Hyundai wants to increase vehicle production of 900,000 in 1993 to 2 million by the end of the decade. Its new Accent small car, on show in Birmingham, will be behind a planned doubling of Hyundai's sales in Europe to 200,000 by 2000.
Daewoo, whose Nexia competes against Ford's Escort, aims to sell 20,000 vehicles a year in Britain by 1987, about 1 per cent of the market. It is an ambitious target, but not unattainable, say rivals. Daewoo has already shaken the traditional retailing network with plans to by-pass independent dealers and sell direct. It is opening 30 superstores, with cafes and nannies to look after the children of prospective buyers.
Kia, which began making cars only 20 years ago, increased exports to Europe by 55 per cent in the first seven months of this year to 13,300 vehicles. It wants to export 35,000 next year.

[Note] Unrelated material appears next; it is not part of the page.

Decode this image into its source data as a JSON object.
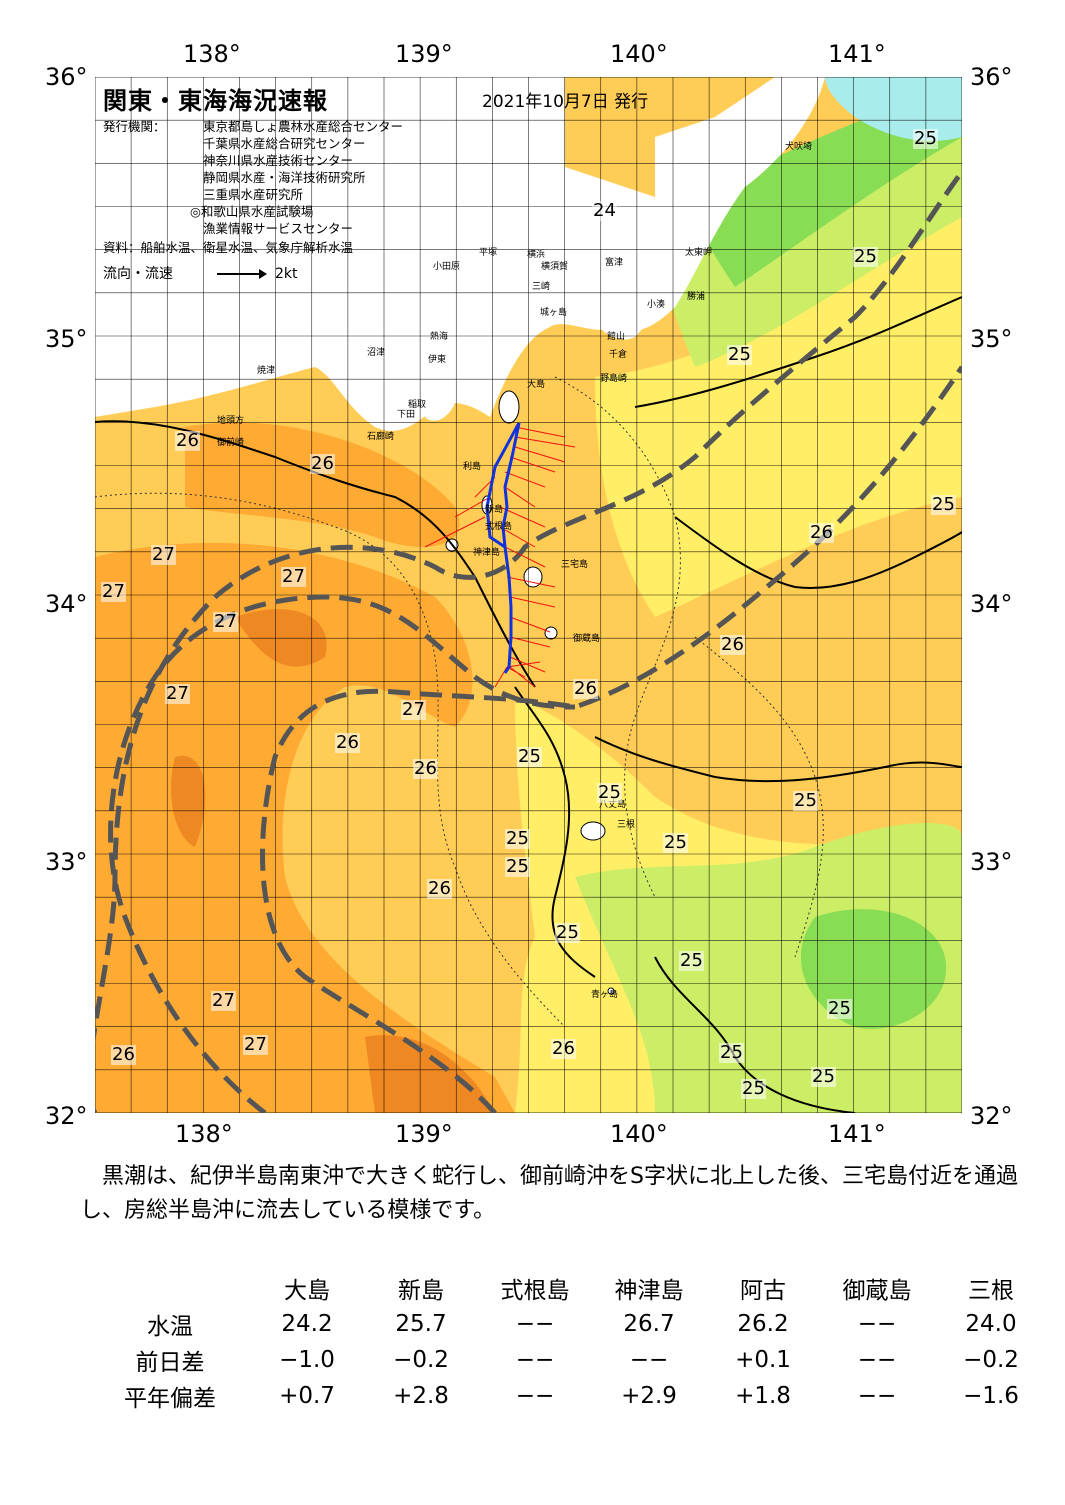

'Expansion is necessary to survive and grow. We hope to become one of the world's top 10 producers by the year 2000,' Han Seung-joon, Kia's president, has said.
The company has invested heavily in tailoring vehicles to European tastes, and five new models will be on show in Birmingham. SsangYong, in which Daimler-Benz has a 5 per cent stake, is entering the British market with a four-wheel-drive vehicle. SsangYong has just begun a dollars 500bn investment to increase production capacity.